Another commonly forgotten aspect is time required to preprocess "raw" features into "model" features which can be fed to a model. Raw features (e.g. pixels of the original 3264x2448 photo; or age, sex and salary history in credit score computation) are rarely fed directly into the model. They are typically preprocessed into higher-level features. Different ML algorithms impose different restrictions and thus require different preprocessing steps in order to make model work correctly. In case of photo analysis, processing may include converting photo to black-and-white and downscaling it to fixed dimensions 128x128. These 16384 pixels are next used directly as input features of neural network. In case of credit score computation preprocessing may consist of generating feature combinations (Age × max(Age, 30) × log(CurrentSalary)), computing statistics ("median of monthly credit payment over the course of last 15 years") and more computationally intense steps like Principal Component Analysis. This preprocessing takes time, which may even exceed time it takes to apply model. Feature preprocessing is generally more expensive in old-school ML models compared to NN. The latter imposes fewer restrictions, which is one of the reasons why NN became popular recently. In all cases preprocessing step does exist and takes time. Bad thing is that this time is not included in reports generated by model training frameworks. Training frameworks work directly with "model" features, which are typically prepared beforehand and supplied in a CSV file. When training is over, frameworks produce report that includes among other things time it takes to apply model to a single sample: "test collection: 1200 samples; score 96.4%; 4 ms/sample". This timing may be misleading since it doesn’t include preprocessing time, which is out of the scope of model training. Therefore it is strongly recommended to perform separate test that will measure timings of end-to-end workflow.

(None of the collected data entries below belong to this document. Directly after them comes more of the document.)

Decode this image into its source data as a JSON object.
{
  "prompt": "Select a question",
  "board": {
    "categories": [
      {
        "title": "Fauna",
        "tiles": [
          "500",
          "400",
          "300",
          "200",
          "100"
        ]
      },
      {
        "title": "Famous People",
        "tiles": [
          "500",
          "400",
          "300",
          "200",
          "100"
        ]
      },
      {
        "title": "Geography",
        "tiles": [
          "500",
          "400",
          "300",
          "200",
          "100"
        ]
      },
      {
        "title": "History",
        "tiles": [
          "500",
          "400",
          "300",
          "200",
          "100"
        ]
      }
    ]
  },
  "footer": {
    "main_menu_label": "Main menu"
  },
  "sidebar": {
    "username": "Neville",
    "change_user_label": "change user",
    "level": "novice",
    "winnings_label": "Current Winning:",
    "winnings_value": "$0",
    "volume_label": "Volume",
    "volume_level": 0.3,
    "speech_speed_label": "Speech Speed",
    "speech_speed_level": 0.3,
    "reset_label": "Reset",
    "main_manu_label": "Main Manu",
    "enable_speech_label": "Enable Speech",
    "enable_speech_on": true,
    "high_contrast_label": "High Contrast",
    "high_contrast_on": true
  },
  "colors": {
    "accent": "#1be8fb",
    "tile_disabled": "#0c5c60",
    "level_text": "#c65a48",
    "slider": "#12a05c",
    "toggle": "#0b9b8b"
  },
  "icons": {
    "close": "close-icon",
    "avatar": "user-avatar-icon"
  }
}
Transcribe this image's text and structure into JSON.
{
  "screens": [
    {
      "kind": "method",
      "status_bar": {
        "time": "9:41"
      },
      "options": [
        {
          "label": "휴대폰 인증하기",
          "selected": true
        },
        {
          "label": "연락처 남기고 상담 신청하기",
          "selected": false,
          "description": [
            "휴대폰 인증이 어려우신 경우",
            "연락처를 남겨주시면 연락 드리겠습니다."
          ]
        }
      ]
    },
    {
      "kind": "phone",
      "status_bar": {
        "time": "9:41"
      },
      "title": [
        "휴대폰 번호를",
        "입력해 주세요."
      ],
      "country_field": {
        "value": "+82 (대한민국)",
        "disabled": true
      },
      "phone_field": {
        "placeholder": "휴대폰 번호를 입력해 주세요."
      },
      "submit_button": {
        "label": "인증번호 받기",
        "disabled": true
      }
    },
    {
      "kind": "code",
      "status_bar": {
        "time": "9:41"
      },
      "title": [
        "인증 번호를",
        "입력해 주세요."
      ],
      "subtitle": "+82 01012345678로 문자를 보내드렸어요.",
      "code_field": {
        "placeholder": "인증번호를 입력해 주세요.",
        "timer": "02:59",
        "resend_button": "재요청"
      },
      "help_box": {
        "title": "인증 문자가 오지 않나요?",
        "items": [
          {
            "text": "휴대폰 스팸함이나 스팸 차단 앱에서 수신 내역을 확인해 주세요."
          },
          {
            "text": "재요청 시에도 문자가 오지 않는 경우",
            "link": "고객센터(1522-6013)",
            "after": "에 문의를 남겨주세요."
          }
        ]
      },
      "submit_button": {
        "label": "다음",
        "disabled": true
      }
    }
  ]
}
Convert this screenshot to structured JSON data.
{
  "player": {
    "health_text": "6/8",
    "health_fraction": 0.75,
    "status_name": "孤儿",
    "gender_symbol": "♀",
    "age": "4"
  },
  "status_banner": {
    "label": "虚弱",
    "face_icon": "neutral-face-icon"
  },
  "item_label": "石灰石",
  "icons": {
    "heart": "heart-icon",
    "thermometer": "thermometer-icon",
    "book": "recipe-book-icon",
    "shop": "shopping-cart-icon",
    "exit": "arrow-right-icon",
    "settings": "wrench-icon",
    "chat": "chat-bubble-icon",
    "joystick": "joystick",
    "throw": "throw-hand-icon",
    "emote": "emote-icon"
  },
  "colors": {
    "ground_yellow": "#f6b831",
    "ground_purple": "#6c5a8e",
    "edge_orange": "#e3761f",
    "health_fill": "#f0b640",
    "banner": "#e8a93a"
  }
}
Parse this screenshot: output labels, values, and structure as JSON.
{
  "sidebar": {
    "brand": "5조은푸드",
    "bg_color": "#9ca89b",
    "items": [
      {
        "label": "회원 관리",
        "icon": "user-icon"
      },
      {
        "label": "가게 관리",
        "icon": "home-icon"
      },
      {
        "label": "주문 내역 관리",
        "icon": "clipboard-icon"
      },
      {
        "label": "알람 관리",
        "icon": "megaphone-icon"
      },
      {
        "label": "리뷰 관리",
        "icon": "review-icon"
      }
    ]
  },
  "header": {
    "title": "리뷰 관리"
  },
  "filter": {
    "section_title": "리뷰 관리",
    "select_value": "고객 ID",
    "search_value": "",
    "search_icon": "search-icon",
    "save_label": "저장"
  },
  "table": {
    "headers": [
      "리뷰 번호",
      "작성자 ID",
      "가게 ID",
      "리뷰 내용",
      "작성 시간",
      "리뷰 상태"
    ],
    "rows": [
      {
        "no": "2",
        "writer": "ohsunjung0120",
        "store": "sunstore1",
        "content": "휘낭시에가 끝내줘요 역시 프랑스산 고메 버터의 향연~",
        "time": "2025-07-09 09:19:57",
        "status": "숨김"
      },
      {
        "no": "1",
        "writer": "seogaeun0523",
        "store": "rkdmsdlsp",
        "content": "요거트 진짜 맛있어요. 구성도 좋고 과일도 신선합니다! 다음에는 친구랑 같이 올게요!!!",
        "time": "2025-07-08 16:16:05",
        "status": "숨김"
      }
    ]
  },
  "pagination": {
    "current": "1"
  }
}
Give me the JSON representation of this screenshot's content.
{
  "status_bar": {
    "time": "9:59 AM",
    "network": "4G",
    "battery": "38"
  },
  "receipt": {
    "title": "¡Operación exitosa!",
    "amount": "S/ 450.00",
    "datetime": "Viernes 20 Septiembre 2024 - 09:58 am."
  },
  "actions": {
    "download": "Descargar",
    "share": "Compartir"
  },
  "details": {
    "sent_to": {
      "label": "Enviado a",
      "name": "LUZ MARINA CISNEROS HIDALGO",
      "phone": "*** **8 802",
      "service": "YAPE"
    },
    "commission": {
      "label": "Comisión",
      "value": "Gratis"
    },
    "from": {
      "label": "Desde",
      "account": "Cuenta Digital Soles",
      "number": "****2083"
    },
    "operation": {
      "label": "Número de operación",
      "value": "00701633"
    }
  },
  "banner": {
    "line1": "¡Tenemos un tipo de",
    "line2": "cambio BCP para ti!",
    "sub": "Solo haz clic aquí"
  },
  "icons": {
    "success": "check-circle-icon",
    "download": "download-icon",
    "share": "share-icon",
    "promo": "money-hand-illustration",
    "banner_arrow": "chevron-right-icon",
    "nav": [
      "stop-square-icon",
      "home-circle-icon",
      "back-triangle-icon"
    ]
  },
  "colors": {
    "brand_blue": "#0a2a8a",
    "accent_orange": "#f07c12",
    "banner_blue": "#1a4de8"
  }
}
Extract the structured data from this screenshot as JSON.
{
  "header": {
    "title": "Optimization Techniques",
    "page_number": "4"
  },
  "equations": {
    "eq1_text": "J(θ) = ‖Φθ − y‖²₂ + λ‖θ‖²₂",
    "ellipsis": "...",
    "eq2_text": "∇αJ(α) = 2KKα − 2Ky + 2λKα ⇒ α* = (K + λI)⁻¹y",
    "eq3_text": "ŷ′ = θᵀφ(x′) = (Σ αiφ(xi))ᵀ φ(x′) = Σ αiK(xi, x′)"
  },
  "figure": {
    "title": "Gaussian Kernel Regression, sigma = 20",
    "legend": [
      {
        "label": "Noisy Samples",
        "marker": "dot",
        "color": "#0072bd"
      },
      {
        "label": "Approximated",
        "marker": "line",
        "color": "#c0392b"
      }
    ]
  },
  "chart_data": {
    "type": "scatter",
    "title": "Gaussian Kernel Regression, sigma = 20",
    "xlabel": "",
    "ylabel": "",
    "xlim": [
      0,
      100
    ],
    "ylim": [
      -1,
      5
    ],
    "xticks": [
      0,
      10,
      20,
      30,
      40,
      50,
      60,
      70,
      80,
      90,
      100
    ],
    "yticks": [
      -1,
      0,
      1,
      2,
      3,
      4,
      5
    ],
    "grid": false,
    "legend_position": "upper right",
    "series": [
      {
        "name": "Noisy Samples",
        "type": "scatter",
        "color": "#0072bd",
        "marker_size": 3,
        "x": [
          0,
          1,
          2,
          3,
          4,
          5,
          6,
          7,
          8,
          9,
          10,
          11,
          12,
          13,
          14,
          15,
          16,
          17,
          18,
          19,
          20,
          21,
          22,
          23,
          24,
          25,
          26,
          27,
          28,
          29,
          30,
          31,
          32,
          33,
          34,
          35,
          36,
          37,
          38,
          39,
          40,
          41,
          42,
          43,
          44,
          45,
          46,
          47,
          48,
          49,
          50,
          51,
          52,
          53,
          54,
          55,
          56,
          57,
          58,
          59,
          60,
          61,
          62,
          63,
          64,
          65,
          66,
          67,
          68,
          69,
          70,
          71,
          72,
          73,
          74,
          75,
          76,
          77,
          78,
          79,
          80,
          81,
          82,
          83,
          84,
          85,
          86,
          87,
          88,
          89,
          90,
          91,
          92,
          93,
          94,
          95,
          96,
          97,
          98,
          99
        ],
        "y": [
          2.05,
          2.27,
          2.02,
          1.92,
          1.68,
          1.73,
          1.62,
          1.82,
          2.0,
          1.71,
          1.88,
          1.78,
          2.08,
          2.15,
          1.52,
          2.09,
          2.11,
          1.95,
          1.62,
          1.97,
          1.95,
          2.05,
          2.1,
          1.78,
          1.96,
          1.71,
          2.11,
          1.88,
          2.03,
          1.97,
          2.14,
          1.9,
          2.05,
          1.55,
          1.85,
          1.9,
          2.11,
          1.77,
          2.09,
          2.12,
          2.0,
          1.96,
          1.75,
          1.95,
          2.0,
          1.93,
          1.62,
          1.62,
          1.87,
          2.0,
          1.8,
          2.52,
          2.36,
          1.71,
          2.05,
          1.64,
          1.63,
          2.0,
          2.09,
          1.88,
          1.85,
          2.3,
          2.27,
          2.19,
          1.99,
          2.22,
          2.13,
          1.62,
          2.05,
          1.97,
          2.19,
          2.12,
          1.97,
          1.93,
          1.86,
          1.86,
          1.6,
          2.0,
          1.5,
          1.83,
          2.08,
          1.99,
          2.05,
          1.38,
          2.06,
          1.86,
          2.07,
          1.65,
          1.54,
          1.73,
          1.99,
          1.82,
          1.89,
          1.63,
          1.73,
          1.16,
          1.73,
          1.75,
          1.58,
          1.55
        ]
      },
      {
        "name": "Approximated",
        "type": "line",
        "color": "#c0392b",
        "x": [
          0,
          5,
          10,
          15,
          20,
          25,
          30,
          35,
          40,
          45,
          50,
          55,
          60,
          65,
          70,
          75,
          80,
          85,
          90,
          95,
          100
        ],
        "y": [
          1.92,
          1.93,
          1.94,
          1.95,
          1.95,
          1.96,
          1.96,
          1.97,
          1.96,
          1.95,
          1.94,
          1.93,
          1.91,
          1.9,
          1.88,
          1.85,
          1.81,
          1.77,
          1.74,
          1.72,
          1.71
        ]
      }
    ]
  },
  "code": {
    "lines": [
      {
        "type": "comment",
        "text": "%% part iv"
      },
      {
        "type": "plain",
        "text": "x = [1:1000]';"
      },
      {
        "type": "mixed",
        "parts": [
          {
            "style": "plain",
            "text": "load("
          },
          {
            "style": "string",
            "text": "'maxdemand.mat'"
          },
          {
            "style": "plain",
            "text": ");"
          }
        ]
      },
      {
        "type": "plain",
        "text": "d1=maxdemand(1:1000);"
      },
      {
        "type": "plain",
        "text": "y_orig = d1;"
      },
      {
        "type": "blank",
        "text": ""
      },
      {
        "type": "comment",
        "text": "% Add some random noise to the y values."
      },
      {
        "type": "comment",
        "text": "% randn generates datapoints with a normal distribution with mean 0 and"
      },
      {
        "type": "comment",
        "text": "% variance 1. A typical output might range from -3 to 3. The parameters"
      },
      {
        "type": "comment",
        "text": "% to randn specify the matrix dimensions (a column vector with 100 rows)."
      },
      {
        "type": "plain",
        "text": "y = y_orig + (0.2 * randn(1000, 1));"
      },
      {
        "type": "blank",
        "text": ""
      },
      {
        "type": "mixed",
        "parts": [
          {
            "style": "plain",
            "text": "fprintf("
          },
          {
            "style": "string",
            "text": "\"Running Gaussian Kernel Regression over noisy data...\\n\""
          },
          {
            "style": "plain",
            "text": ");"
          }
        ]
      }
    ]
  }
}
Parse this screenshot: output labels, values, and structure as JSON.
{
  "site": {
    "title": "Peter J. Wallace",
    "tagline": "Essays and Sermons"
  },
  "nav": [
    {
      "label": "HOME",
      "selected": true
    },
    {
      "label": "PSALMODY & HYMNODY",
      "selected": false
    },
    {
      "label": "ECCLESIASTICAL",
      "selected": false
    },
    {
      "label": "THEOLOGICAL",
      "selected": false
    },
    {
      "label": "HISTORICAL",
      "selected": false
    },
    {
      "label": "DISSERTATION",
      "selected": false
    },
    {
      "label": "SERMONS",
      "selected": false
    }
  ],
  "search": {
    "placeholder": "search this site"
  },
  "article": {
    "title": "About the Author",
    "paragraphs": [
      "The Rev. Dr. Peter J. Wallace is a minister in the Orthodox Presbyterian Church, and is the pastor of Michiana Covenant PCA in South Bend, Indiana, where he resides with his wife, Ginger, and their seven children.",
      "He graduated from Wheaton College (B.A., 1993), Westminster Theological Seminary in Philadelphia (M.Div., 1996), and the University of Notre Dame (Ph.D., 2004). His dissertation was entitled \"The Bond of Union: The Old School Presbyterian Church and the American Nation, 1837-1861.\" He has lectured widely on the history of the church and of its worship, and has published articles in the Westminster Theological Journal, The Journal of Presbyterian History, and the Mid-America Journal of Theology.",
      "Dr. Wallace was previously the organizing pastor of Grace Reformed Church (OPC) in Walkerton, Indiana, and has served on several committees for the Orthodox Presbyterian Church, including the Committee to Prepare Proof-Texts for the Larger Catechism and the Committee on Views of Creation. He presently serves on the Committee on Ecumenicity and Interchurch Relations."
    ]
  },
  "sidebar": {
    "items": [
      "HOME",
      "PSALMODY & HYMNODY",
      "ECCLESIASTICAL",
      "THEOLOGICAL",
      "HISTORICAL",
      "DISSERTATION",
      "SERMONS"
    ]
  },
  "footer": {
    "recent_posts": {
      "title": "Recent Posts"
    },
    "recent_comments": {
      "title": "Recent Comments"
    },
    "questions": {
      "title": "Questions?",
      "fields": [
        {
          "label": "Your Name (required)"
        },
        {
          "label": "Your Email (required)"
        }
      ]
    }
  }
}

Summarizing the above, below is the overall timing formula for computing single "logical" result. Every component of this formula may dominate the others.

\mathrm{NumberOfSamples} \times \left( \mathrm{FeaturesPreprocessingTime} + \mathrm{ModelRunningTime} \right)

Following factors contribute to running time:

  • Complexity of preprocessing raw features

  • Number of features fed into model

  • Complexity of the model itself (number of layers and connections in NN; number of trees and their depth in decision tree models, etc)

  • Number of samples that are fed into model to produce single "logical" result

  • Hardware where model will be run. There is huge difference between running model on GTX 1080 video card, general purpose Intel/AMD CPU, and smartphone ARM CPU.

If you have tight time limits, then a lot of things have to be simplified, therefore reducing model quality. Be prepared for that.